Remember, your crops themselves will draw nitrogen out of the soil, so it is important to understand that this may need to be accounted for, other than that, soil erosion of water damage can also strip your nitrogen levels quite considerably. If there is a lot of runoff in a field, you may find your nitrogen levels drop very quickly because the water is simply washing it away.
Better irrigation practices will go a long way to preventing the loss of nitrogen through the water system.
Managing Nitrogen Better
Hopefully, by now you should have a clearer understanding of nitrogen, what it does, how it reacts and changes as well as where it can be added and removed from your soils.
It is important to understand your soils optimum nitrogen level for your specific crop type and then actively monitor your nitrogen levels in your fields.
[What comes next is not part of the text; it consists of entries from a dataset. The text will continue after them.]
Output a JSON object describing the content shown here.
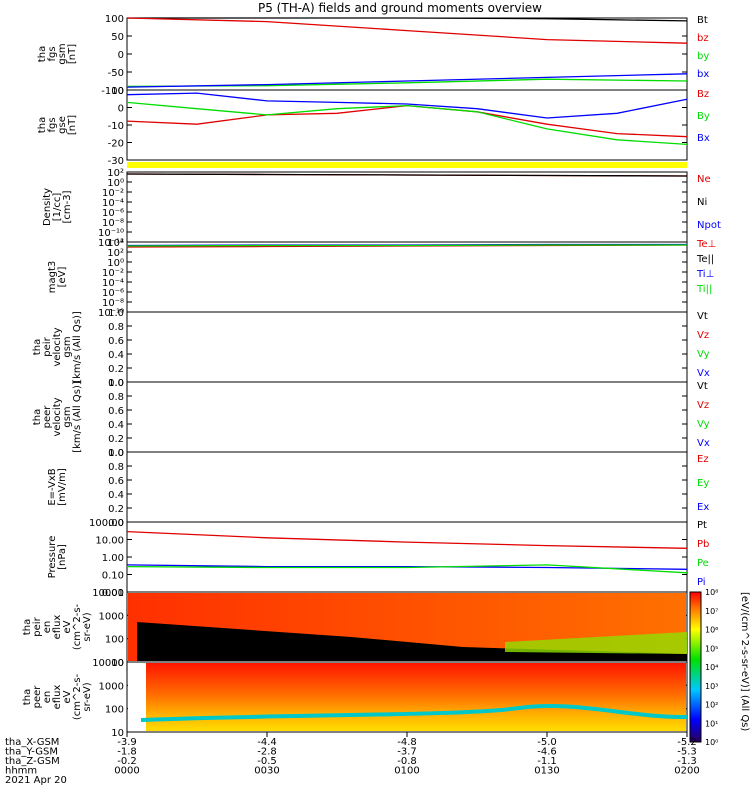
{
  "title": "P5 (TH-A) fields and ground moments overview",
  "colors": {
    "black": "#000000",
    "red": "#e00000",
    "green": "#00dd00",
    "blue": "#0000ff",
    "yellow": "#ffff00"
  },
  "panels": [
    {
      "id": "fgs_gsm",
      "ylabel": [
        "tha",
        "fgs",
        "gsm",
        "[nT]"
      ],
      "ticks": [
        "100",
        "50",
        "0",
        "-50",
        "-100"
      ],
      "legend": [
        {
          "label": "Bt",
          "color": "black"
        },
        {
          "label": "bz",
          "color": "red"
        },
        {
          "label": "by",
          "color": "green"
        },
        {
          "label": "bx",
          "color": "blue"
        }
      ]
    },
    {
      "id": "fgs_gse",
      "ylabel": [
        "tha",
        "fgs",
        "gse",
        "[nT]"
      ],
      "ticks": [
        "10",
        "0",
        "-10",
        "-20",
        "-30"
      ],
      "legend": [
        {
          "label": "Bz",
          "color": "red"
        },
        {
          "label": "By",
          "color": "green"
        },
        {
          "label": "Bx",
          "color": "blue"
        }
      ]
    },
    {
      "id": "density",
      "ylabel": [
        "Density",
        "[1/cc]",
        "[cm-3]"
      ],
      "ticks": [
        "10²",
        "10⁰",
        "10⁻²",
        "10⁻⁴",
        "10⁻⁶",
        "10⁻⁸",
        "10⁻¹⁰",
        "10⁻¹²"
      ],
      "legend": [
        {
          "label": "Ne",
          "color": "red"
        },
        {
          "label": "Ni",
          "color": "black"
        },
        {
          "label": "Npot",
          "color": "blue"
        }
      ]
    },
    {
      "id": "temperature",
      "ylabel": [
        "magt3",
        "[eV]"
      ],
      "ticks": [
        "10⁴",
        "10²",
        "10⁰",
        "10⁻²",
        "10⁻⁴",
        "10⁻⁶",
        "10⁻⁸",
        "10⁻¹⁰"
      ],
      "legend": [
        {
          "label": "Te⊥",
          "color": "red"
        },
        {
          "label": "Te||",
          "color": "black"
        },
        {
          "label": "Ti⊥",
          "color": "blue"
        },
        {
          "label": "Ti||",
          "color": "green"
        }
      ]
    },
    {
      "id": "peir_velocity",
      "ylabel": [
        "tha",
        "peir",
        "velocity",
        "gsm",
        "[km/s (All Qs)]"
      ],
      "ticks": [
        "1.0",
        "0.8",
        "0.6",
        "0.4",
        "0.2",
        "0.0"
      ],
      "legend": [
        {
          "label": "Vt",
          "color": "black"
        },
        {
          "label": "Vz",
          "color": "red"
        },
        {
          "label": "Vy",
          "color": "green"
        },
        {
          "label": "Vx",
          "color": "blue"
        }
      ]
    },
    {
      "id": "peer_velocity",
      "ylabel": [
        "tha",
        "peer",
        "velocity",
        "gsm",
        "[km/s (All Qs)]"
      ],
      "ticks": [
        "1.0",
        "0.8",
        "0.6",
        "0.4",
        "0.2",
        "0.0"
      ],
      "legend": [
        {
          "label": "Vt",
          "color": "black"
        },
        {
          "label": "Vz",
          "color": "red"
        },
        {
          "label": "Vy",
          "color": "green"
        },
        {
          "label": "Vx",
          "color": "blue"
        }
      ]
    },
    {
      "id": "efield",
      "ylabel": [
        "E=-VxB",
        "[mV/m]"
      ],
      "ticks": [
        "1.0",
        "0.8",
        "0.6",
        "0.4",
        "0.2",
        "0.0"
      ],
      "legend": [
        {
          "label": "Ez",
          "color": "red"
        },
        {
          "label": "Ey",
          "color": "green"
        },
        {
          "label": "Ex",
          "color": "blue"
        }
      ]
    },
    {
      "id": "pressure",
      "ylabel": [
        "Pressure",
        "[nPa]"
      ],
      "ticks": [
        "100.00",
        "10.00",
        "1.00",
        "0.10",
        "0.01"
      ],
      "legend": [
        {
          "label": "Pt",
          "color": "black"
        },
        {
          "label": "Pb",
          "color": "red"
        },
        {
          "label": "Pe",
          "color": "green"
        },
        {
          "label": "Pi",
          "color": "blue"
        }
      ]
    },
    {
      "id": "peir_spec",
      "ylabel": [
        "tha",
        "peir",
        "en",
        "eflux",
        "eV",
        "(cm^2-s-",
        "sr-eV)"
      ],
      "ticks": [
        "10000",
        "1000",
        "100",
        "10"
      ]
    },
    {
      "id": "peer_spec",
      "ylabel": [
        "tha",
        "peer",
        "en",
        "eflux",
        "eV",
        "(cm^2-s-",
        "sr-eV)"
      ],
      "ticks": [
        "10000",
        "1000",
        "100",
        "10"
      ]
    }
  ],
  "colorbar": {
    "ticks": [
      "10⁸",
      "10⁷",
      "10⁶",
      "10⁵",
      "10⁴",
      "10³",
      "10²",
      "10¹",
      "10⁰"
    ],
    "label": "[eV/(cm^2-s-sr-eV)] (All Qs)"
  },
  "xaxis": {
    "row_labels": [
      "tha_X-GSM",
      "tha_Y-GSM",
      "tha_Z-GSM",
      "hhmm",
      "2021 Apr 20"
    ],
    "columns": [
      [
        "-3.9",
        "-1.8",
        "-0.2",
        "0000"
      ],
      [
        "-4.4",
        "-2.8",
        "-0.5",
        "0030"
      ],
      [
        "-4.8",
        "-3.7",
        "-0.8",
        "0100"
      ],
      [
        "-5.0",
        "-4.6",
        "-1.1",
        "0130"
      ],
      [
        "-5.2",
        "-5.3",
        "-1.3",
        "0200"
      ]
    ]
  },
  "chart_data": [
    {
      "type": "line",
      "panel": "fgs_gsm",
      "x_hours": [
        0,
        0.5,
        1.0,
        1.5,
        2.0
      ],
      "ylim": [
        -100,
        100
      ],
      "series": [
        {
          "name": "Bt",
          "color": "black",
          "values": [
            105,
            104,
            102,
            98,
            92
          ]
        },
        {
          "name": "bz",
          "color": "red",
          "values": [
            105,
            90,
            65,
            40,
            30
          ]
        },
        {
          "name": "by",
          "color": "green",
          "values": [
            -90,
            -88,
            -80,
            -70,
            -75
          ]
        },
        {
          "name": "bx",
          "color": "blue",
          "values": [
            -92,
            -85,
            -75,
            -65,
            -55
          ]
        }
      ]
    },
    {
      "type": "line",
      "panel": "fgs_gse",
      "x_hours": [
        0,
        0.25,
        0.5,
        0.75,
        1.0,
        1.25,
        1.5,
        1.75,
        2.0
      ],
      "ylim": [
        -35,
        10
      ],
      "series": [
        {
          "name": "Bz",
          "color": "red",
          "values": [
            -10,
            -12,
            -6,
            -5,
            0,
            -4,
            -12,
            -18,
            -20
          ]
        },
        {
          "name": "By",
          "color": "green",
          "values": [
            2,
            -2,
            -6,
            -2,
            0,
            -4,
            -15,
            -22,
            -25
          ]
        },
        {
          "name": "Bx",
          "color": "blue",
          "values": [
            7,
            8,
            3,
            2,
            1,
            -2,
            -8,
            -5,
            4
          ]
        }
      ]
    },
    {
      "type": "line",
      "panel": "density",
      "x_hours": [
        0,
        0.5,
        1.0,
        1.5,
        2.0
      ],
      "ylim_log10": [
        -12,
        2
      ],
      "series": [
        {
          "name": "Ne",
          "color": "red",
          "values_log10": [
            1.6,
            1.5,
            1.4,
            1.3,
            1.2
          ]
        },
        {
          "name": "Ni",
          "color": "black",
          "values_log10": [
            1.6,
            1.5,
            1.4,
            1.3,
            1.2
          ]
        }
      ]
    },
    {
      "type": "line",
      "panel": "temperature",
      "x_hours": [
        0,
        0.5,
        1.0,
        1.5,
        2.0
      ],
      "ylim_log10": [
        -10,
        4
      ],
      "series": [
        {
          "name": "Te⊥",
          "color": "red",
          "values_log10": [
            3.0,
            3.1,
            3.2,
            3.3,
            3.4
          ]
        },
        {
          "name": "Ti⊥",
          "color": "blue",
          "values_log10": [
            3.3,
            3.4,
            3.4,
            3.5,
            3.5
          ]
        },
        {
          "name": "Ti||",
          "color": "green",
          "values_log10": [
            3.2,
            3.3,
            3.3,
            3.4,
            3.4
          ]
        }
      ]
    },
    {
      "type": "line",
      "panel": "pressure",
      "x_hours": [
        0,
        0.5,
        1.0,
        1.5,
        2.0
      ],
      "ylim_log10": [
        -2,
        2
      ],
      "series": [
        {
          "name": "Pb",
          "color": "red",
          "values_log10": [
            1.45,
            1.1,
            0.85,
            0.65,
            0.5
          ]
        },
        {
          "name": "Pi",
          "color": "blue",
          "values_log10": [
            -0.45,
            -0.55,
            -0.55,
            -0.6,
            -0.7
          ]
        },
        {
          "name": "Pe",
          "color": "green",
          "values_log10": [
            -0.55,
            -0.6,
            -0.6,
            -0.45,
            -0.9
          ]
        }
      ]
    },
    {
      "type": "heatmap",
      "panel": "peir_spec",
      "ylim": [
        10,
        10000
      ]
    },
    {
      "type": "heatmap",
      "panel": "peer_spec",
      "ylim": [
        10,
        10000
      ]
    }
  ]
}
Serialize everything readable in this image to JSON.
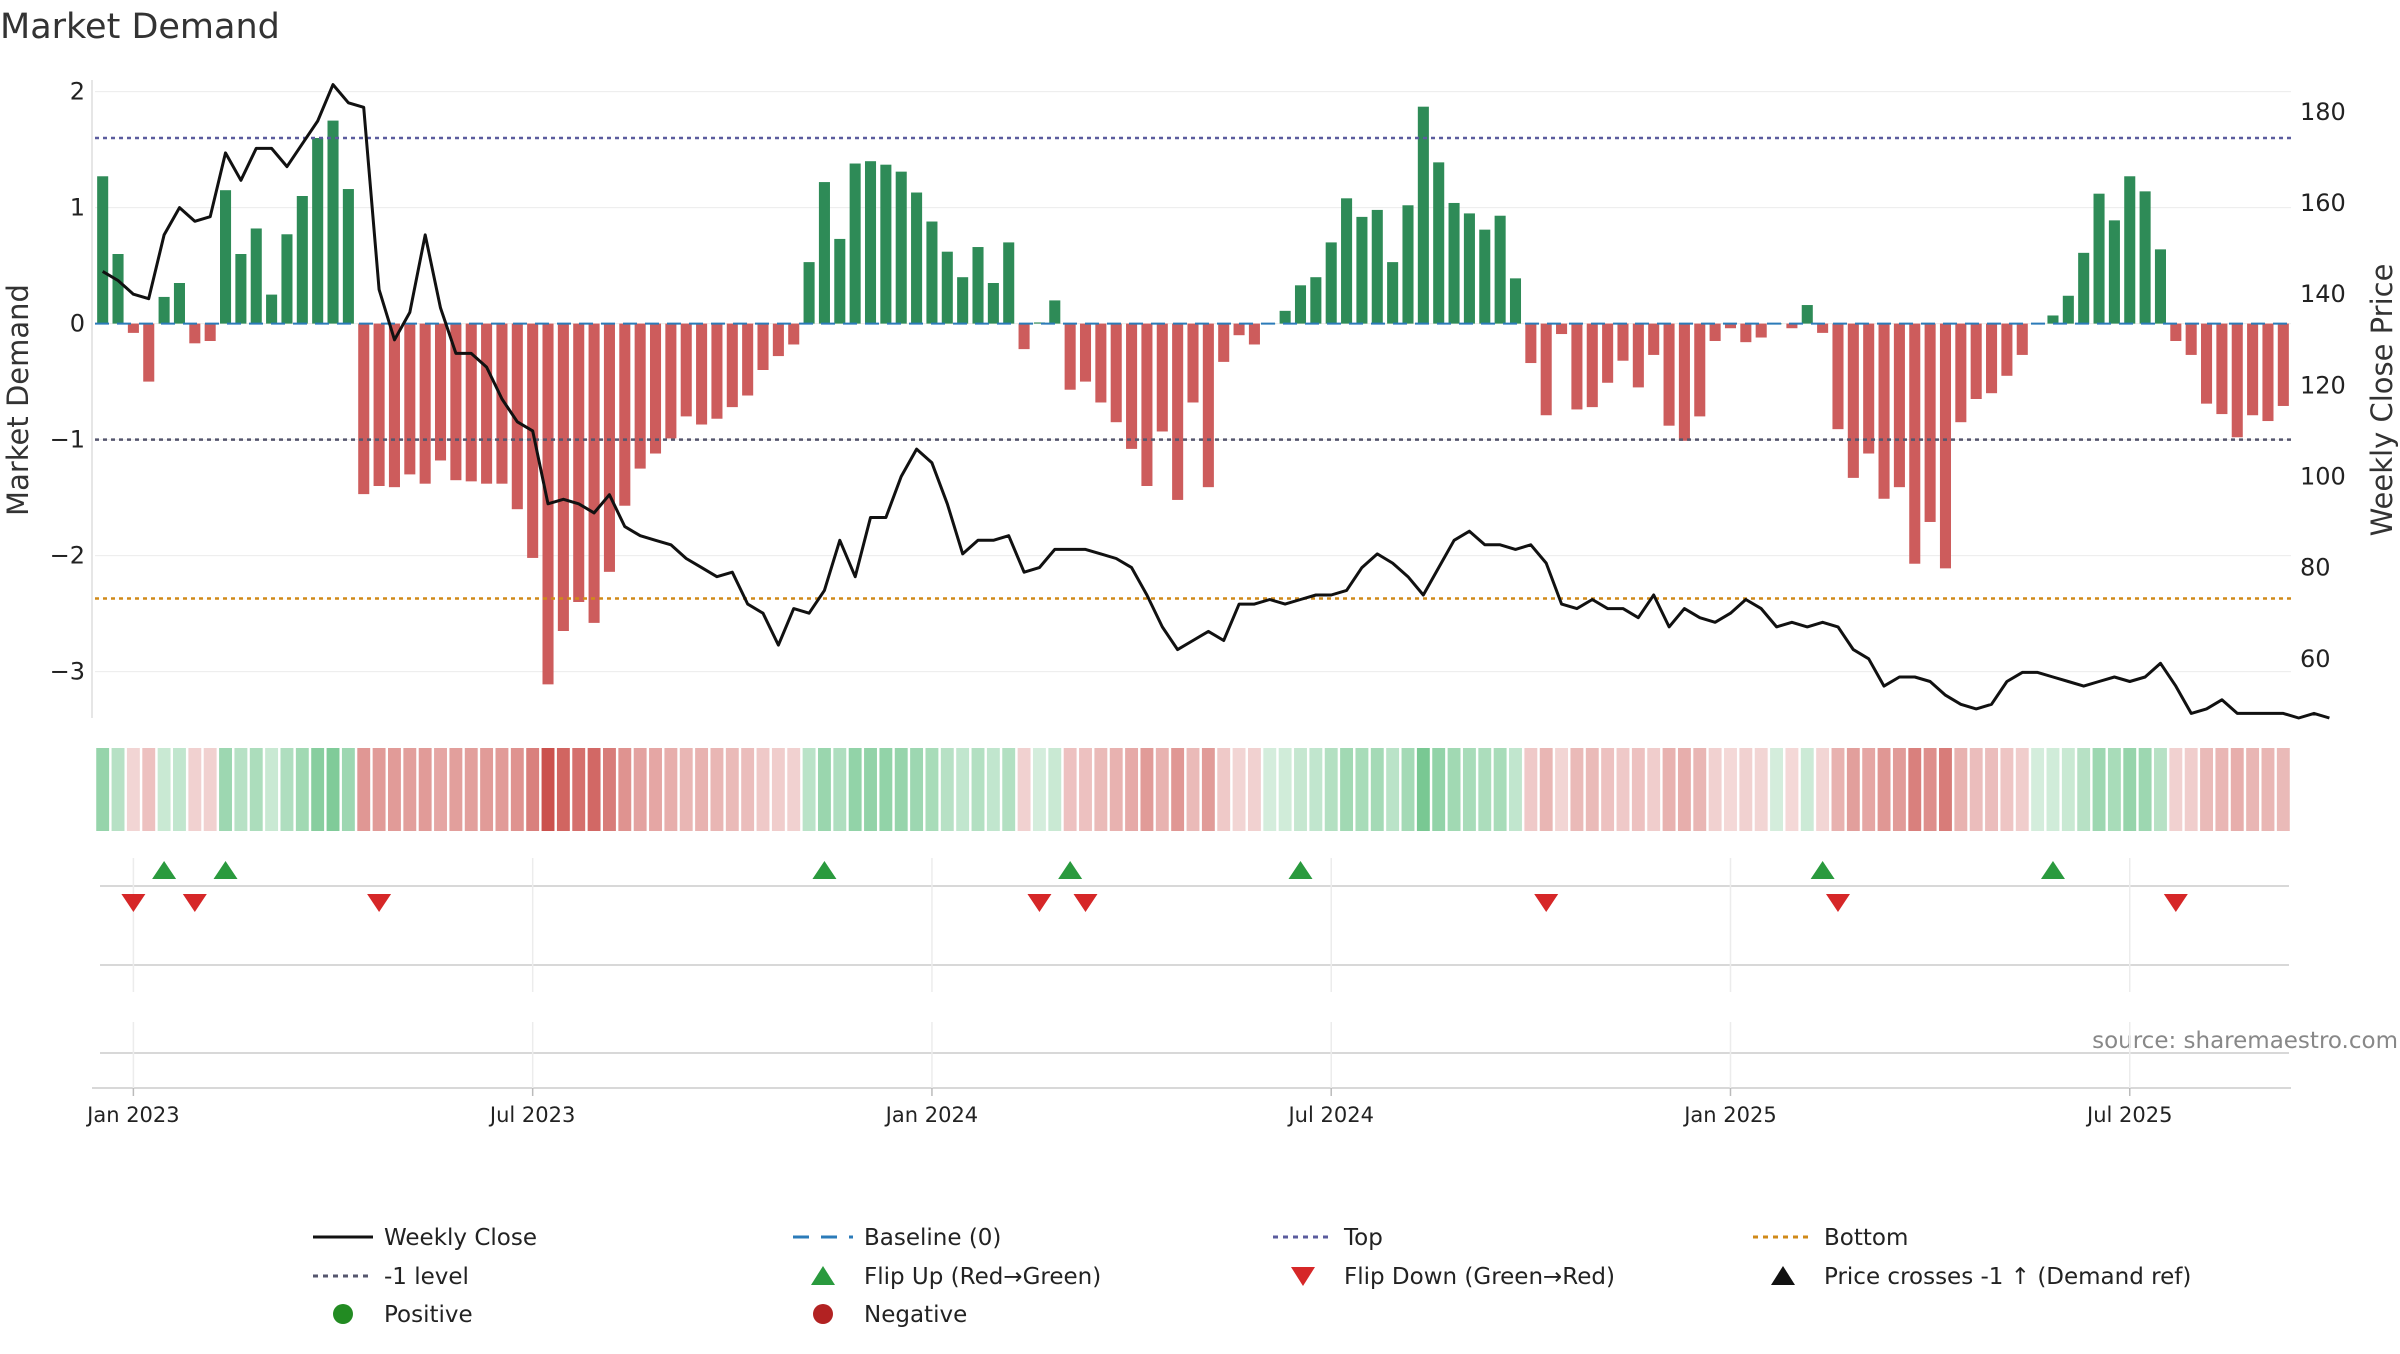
{
  "chart_data": {
    "type": "bar",
    "title": "Market Demand",
    "ylabel": "Market Demand",
    "y2label": "Weekly Close Price",
    "ylim": [
      -3.4,
      2.1
    ],
    "y2lim": [
      47,
      187
    ],
    "yticks": [
      "2",
      "1",
      "0",
      "−1",
      "−2",
      "−3"
    ],
    "ytick_values": [
      2,
      1,
      0,
      -1,
      -2,
      -3
    ],
    "y2ticks": [
      "180",
      "160",
      "140",
      "120",
      "100",
      "80",
      "60"
    ],
    "y2tick_values": [
      180,
      160,
      140,
      120,
      100,
      80,
      60
    ],
    "xticks": [
      "Jan 2023",
      "Jul 2023",
      "Jan 2024",
      "Jul 2024",
      "Jan 2025",
      "Jul 2025"
    ],
    "xtick_weeks": [
      2.5,
      28.5,
      54.5,
      80.5,
      106.5,
      132.5
    ],
    "reference_lines": {
      "top": 1.6,
      "minus_one": -1.0,
      "bottom": -2.37,
      "baseline": 0
    },
    "demand": [
      1.27,
      0.6,
      -0.08,
      -0.5,
      0.23,
      0.35,
      -0.17,
      -0.15,
      1.15,
      0.6,
      0.82,
      0.25,
      0.77,
      1.1,
      1.6,
      1.75,
      1.16,
      -1.47,
      -1.4,
      -1.41,
      -1.3,
      -1.38,
      -1.18,
      -1.35,
      -1.36,
      -1.38,
      -1.38,
      -1.6,
      -2.02,
      -3.11,
      -2.65,
      -2.4,
      -2.58,
      -2.14,
      -1.57,
      -1.25,
      -1.12,
      -0.99,
      -0.8,
      -0.87,
      -0.82,
      -0.72,
      -0.62,
      -0.4,
      -0.28,
      -0.18,
      0.53,
      1.22,
      0.73,
      1.38,
      1.4,
      1.37,
      1.31,
      1.13,
      0.88,
      0.62,
      0.4,
      0.66,
      0.35,
      0.7,
      -0.22,
      0.01,
      0.2,
      -0.57,
      -0.5,
      -0.68,
      -0.85,
      -1.08,
      -1.4,
      -0.93,
      -1.52,
      -0.68,
      -1.41,
      -0.33,
      -0.1,
      -0.18,
      0.0,
      0.11,
      0.33,
      0.4,
      0.7,
      1.08,
      0.92,
      0.98,
      0.53,
      1.02,
      1.87,
      1.39,
      1.04,
      0.95,
      0.81,
      0.93,
      0.39,
      -0.34,
      -0.79,
      -0.09,
      -0.74,
      -0.72,
      -0.51,
      -0.32,
      -0.55,
      -0.27,
      -0.88,
      -1.01,
      -0.8,
      -0.15,
      -0.04,
      -0.16,
      -0.12,
      0.0,
      -0.04,
      0.16,
      -0.08,
      -0.91,
      -1.33,
      -1.12,
      -1.51,
      -1.41,
      -2.07,
      -1.71,
      -2.11,
      -0.85,
      -0.65,
      -0.6,
      -0.45,
      -0.27,
      0.0,
      0.07,
      0.24,
      0.61,
      1.12,
      0.89,
      1.27,
      1.14,
      0.64,
      -0.15,
      -0.27,
      -0.69,
      -0.78,
      -0.98,
      -0.79,
      -0.84,
      -0.71
    ],
    "price": [
      145,
      143,
      140,
      139,
      153,
      159,
      156,
      157,
      171,
      165,
      172,
      172,
      168,
      173,
      178,
      186,
      182,
      181,
      141,
      130,
      136,
      153,
      137,
      127,
      127,
      124,
      117,
      112,
      110,
      94,
      95,
      94,
      92,
      96,
      89,
      87,
      86,
      85,
      82,
      80,
      78,
      79,
      72,
      70,
      63,
      71,
      70,
      75,
      86,
      78,
      91,
      91,
      100,
      106,
      103,
      94,
      83,
      86,
      86,
      87,
      79,
      80,
      84,
      84,
      84,
      83,
      82,
      80,
      74,
      67,
      62,
      64,
      66,
      64,
      72,
      72,
      73,
      72,
      73,
      74,
      74,
      75,
      80,
      83,
      81,
      78,
      74,
      80,
      86,
      88,
      85,
      85,
      84,
      85,
      81,
      72,
      71,
      73,
      71,
      71,
      69,
      74,
      67,
      71,
      69,
      68,
      70,
      73,
      71,
      67,
      68,
      67,
      68,
      67,
      62,
      60,
      54,
      56,
      56,
      55,
      52,
      50,
      49,
      50,
      55,
      57,
      57,
      56,
      55,
      54,
      55,
      56,
      55,
      56,
      59,
      54,
      48,
      49,
      51,
      48,
      48,
      48,
      48,
      47,
      48,
      47
    ],
    "flip_up_weeks": [
      4,
      8,
      47,
      63,
      78,
      112,
      127
    ],
    "flip_down_weeks": [
      2,
      6,
      18,
      61,
      64,
      94,
      113,
      135
    ],
    "source": "source: sharemaestro.com",
    "legend": [
      {
        "label": "Weekly Close",
        "symbol": "line",
        "color": "#111111"
      },
      {
        "label": "Baseline (0)",
        "symbol": "dash",
        "color": "#2b7bb9"
      },
      {
        "label": "Top",
        "symbol": "dot",
        "color": "#5b5c9e"
      },
      {
        "label": "Bottom",
        "symbol": "dot",
        "color": "#d08a1a"
      },
      {
        "label": "-1 level",
        "symbol": "dot",
        "color": "#55566e"
      },
      {
        "label": "Flip Up (Red→Green)",
        "symbol": "tri-up",
        "color": "#2a9a3e"
      },
      {
        "label": "Flip Down (Green→Red)",
        "symbol": "tri-down",
        "color": "#d62728"
      },
      {
        "label": "Price crosses -1 ↑ (Demand ref)",
        "symbol": "tri-up",
        "color": "#111111"
      },
      {
        "label": "Positive",
        "symbol": "circle",
        "color": "#228b22"
      },
      {
        "label": "Negative",
        "symbol": "circle",
        "color": "#b22222"
      }
    ],
    "colors": {
      "positive": "#2e8b57",
      "negative": "#cd5c5c",
      "price": "#111111",
      "baseline": "#2b7bb9",
      "top": "#5b5c9e",
      "bottom": "#d08a1a",
      "minus_one": "#55566e"
    }
  }
}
The more consistently you can keep towards the optimum nitrogen level the better yield results you will see. In that respect is a simple practice of recording and monitoring information and adjusting where ever needed.
Don’t think it is an easy process though, because of the many changes and ways nitrogen can leave your soil, it can be a frustrating endeavour, especially if you had spent money fertilising a field to optimum levels only to have it washed away the next day.
Careful planning and sound understanding are your friends with nitrogen levels. We hope this article gets you off to a flying start.